POV-Ray : Newsgroups : povray.off-topic : A question about Java generics (not a flame) : Re: A question about Java generics (not a flame) Server Time
7 Sep 2024 23:24:22 EDT (-0400)
  Re: A question about Java generics (not a flame)  
From: Darren New
Date: 13 May 2008 14:28:15
Message: <4829ddbf$1@news.povray.org>
Warp wrote:
> Darren New <dne### [at] sanrrcom> wrote:
>>>   But it's compiled only once even if the same template function is used
>>> with a given type at several places in the program. (Without the export
>>> template mechanism the function would be compiled every time it's used.)
> 
>> Even if the places it's used are in different compilation units?
> 
>   Yes. The compiler couldn't compile the template function even if it wanted
> because it only has its declaration, not the implementation (which is in
> its own compilation unit).

Um, OK. That's not what the folks who implemented it in their compiler 
seemed to be saying.

>> As in, 
>> if I invoke the compiler 12 times with 12 instantiations of the same 
>> template in 12 different .cpp files, isn't that code going to have to 
>> get translated into object code 12 different times?
> 
>   We are talking about export templates here, not regular ones.

Right. That's why I'm asking. :-)

>   If the function is an export template, it will only be compiled once,
> not 12 times. (Well, naturally assuming all those 12 times use the same
> type with that template.)

Um, ok.

>   The environment doesn't change with export templates because they are
> in their own compilation units. The only environment is that compilation
> unit in question. They are basically no different from regular functions.

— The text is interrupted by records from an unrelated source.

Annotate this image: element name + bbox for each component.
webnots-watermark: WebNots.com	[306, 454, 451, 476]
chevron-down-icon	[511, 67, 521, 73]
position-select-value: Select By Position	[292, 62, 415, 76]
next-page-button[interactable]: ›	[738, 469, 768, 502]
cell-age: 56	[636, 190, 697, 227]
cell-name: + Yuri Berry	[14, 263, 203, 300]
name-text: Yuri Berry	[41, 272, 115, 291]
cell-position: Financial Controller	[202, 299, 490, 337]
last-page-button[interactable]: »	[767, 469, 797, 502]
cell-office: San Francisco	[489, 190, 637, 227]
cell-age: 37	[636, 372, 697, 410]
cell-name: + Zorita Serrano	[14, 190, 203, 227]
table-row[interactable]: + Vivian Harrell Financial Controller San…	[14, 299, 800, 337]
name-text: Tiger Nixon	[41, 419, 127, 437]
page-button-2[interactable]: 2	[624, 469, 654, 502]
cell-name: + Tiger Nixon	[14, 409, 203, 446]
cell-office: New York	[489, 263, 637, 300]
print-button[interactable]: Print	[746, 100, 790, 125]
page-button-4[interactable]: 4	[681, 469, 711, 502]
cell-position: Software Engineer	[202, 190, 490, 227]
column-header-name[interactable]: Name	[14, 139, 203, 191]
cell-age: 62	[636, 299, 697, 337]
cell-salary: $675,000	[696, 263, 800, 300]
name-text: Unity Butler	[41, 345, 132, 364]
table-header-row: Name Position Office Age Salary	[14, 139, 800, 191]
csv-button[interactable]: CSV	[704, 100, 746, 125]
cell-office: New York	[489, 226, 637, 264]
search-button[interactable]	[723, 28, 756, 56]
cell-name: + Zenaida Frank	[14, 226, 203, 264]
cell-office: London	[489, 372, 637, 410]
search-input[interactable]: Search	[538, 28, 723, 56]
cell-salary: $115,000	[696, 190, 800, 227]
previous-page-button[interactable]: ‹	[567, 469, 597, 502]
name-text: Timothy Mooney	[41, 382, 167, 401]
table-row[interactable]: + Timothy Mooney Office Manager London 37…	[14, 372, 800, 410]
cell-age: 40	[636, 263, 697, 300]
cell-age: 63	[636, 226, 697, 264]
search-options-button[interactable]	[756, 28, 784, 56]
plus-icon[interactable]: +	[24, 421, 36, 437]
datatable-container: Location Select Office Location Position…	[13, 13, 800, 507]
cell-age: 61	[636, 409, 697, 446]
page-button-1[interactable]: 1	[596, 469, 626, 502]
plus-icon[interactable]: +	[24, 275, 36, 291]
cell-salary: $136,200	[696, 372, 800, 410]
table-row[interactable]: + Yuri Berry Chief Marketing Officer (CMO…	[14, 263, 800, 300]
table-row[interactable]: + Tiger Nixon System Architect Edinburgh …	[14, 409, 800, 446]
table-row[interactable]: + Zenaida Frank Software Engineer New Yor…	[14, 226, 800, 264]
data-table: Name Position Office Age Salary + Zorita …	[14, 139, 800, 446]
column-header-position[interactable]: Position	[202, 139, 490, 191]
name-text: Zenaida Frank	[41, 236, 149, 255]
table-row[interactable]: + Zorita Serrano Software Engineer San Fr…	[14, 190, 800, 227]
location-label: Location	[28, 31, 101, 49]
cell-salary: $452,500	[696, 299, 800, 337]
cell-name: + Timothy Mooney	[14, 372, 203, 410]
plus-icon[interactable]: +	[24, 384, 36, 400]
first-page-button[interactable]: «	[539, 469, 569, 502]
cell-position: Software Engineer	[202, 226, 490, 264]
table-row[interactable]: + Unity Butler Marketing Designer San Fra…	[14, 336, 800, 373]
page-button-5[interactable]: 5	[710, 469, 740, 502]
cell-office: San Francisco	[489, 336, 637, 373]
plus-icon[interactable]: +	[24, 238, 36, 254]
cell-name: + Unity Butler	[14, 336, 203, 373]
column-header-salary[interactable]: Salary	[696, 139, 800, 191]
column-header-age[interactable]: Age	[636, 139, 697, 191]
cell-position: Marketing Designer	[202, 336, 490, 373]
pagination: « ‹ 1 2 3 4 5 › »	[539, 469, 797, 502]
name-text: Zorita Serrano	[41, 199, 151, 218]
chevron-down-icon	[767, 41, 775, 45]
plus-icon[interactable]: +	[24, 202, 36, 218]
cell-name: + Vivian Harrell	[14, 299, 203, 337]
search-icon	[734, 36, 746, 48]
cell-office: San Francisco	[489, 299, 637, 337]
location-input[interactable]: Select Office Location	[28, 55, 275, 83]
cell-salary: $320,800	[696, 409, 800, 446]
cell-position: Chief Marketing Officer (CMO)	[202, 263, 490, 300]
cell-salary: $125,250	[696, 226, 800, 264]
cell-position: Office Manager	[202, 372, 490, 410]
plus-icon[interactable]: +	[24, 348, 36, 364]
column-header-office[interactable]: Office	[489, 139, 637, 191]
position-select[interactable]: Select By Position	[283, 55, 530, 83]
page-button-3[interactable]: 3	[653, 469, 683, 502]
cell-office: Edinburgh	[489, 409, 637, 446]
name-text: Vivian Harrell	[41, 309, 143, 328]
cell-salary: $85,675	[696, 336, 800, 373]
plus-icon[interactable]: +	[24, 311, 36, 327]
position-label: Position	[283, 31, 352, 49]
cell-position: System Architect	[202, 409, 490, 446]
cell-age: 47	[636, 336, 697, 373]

But if in A.cpp I have xyz:MyTemplate<T> and in the body of MyTemplate 
it invokes T.x(i), isn't the code generated going to depend on the 
declarations of T.x that are available at the point I instantiate the 
template? If x is an overloaded function, doesn't it have to know all 
the overloaded functions in scope to pick the one most likely to be the 
one I meant by passing whatever type "i" is?

That seemed to be what the paper about the compiler was talking about.

-- 
   Darren New / San Diego, CA, USA (PST)
     "That's pretty. Where's that?"
          "It's the Age of Channelwood."
     "We should go there on vacation some time."